Tabuthema Abtreibung: "Ich habe es bis heute niemandem erzählt"
Der Eingang ist unscheinbar. Nur das kleine Schild an der Fassade verrät, was sich dahinter verbirgt: eine Klinik für Schwangerschaftsabbrüche. Und dennoch finden radikale Abtreibungsgegner fast jeden Tag den Weg zu pro:woman in die Wiener Innenstadt, um Frauen von ihrer Entscheidung abzubringen. Sie verteilen Broschüren, beten den Rosenkranz und flüstern so manch einer Sätze wie „Mach dich nicht zur Mörderin!“ ins Ohr, erzählt Geschäftsführerin Elke Graf. „Das ist unerträglich. Die Frauen fühlen sich eingeschüchtert, aber wir können nichts dagegen tun.“ Die wiederholte Forderung nach einer Schutzzone blieb bisher ungehört.
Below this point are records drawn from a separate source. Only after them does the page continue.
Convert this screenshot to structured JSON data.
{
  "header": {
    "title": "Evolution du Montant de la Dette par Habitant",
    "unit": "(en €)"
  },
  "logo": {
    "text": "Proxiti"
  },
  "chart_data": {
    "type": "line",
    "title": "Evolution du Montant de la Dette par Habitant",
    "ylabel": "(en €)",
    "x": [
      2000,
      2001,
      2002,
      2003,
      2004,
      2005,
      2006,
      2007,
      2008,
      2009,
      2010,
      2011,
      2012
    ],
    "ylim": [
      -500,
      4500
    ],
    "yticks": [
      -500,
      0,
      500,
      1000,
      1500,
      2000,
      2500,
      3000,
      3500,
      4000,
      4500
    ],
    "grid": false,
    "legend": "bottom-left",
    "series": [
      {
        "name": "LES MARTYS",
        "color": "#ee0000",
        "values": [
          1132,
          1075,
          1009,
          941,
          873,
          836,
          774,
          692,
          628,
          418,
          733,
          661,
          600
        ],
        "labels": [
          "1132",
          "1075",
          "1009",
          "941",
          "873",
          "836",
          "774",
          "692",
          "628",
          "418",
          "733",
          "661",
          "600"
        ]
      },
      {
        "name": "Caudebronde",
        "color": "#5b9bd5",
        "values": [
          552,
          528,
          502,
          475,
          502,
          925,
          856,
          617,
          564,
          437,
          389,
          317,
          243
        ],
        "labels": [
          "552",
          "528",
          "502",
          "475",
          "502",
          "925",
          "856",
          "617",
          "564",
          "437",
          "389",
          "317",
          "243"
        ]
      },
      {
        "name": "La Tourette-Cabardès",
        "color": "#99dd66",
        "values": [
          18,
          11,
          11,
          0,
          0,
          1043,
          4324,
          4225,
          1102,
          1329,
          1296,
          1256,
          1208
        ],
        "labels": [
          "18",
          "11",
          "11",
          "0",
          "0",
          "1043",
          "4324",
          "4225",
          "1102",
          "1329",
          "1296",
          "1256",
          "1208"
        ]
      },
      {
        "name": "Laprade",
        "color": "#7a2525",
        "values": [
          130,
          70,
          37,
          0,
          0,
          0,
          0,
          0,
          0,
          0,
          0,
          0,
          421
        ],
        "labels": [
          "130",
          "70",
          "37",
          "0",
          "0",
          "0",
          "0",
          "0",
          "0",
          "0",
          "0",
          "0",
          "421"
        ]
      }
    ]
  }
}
Seit der Entwurf einer Urteilsbegründung des US-amerikanischen Supreme Court geleakt wurde, ist das Thema wieder in den Fokus gerückt. Demnach hätten Frauen in den USA künftig kein grundsätzliches Recht auf Abtreibung mehr. Die konservativen Kräfte hoffen, damit Abtreibungen aus der Welt zu schaffen. Laut einer Untersuchung der WHO werden Schwangerschaftsabbrüche aber lediglich in die Illegalität gedrängt. Und damit gefährlicher für Frauen.
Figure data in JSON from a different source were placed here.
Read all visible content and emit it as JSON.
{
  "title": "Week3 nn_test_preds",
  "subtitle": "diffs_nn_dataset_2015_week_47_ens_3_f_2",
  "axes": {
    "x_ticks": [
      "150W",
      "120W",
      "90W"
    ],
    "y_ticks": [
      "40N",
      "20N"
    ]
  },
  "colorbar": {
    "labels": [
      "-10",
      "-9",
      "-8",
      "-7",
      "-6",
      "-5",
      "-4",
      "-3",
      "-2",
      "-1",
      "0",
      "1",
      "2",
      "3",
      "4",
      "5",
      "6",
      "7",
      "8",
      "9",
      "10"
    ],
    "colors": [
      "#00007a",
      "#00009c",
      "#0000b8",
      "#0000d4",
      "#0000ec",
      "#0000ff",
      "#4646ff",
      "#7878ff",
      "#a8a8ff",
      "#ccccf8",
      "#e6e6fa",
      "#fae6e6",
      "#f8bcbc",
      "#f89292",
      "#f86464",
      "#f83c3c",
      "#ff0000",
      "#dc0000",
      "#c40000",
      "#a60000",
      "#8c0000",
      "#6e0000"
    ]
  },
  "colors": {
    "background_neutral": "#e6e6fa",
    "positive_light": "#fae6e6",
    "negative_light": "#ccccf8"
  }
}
Die Wienerin Lisa Müller hat sich vor 18 Jahren für eine Abtreibung entschieden. Müller heißt in Wirklichkeit anders, ihren echten Namen will sie nicht in der Zeitung lesen. Sie wurde trotz Verhütung schwanger. „Ich habe damals an einer Essstörung gelitten und war psychisch sehr instabil. Mir war sofort klar, dass ich das Kind nicht möchte.“ Wäre ein Abbruch hierzulande nicht möglich gewesen, hätte sie nach illegalen Wegen gesucht oder wäre ins Ausland gefahren. Das Kind zu bekommen, wäre keine Option gewesen.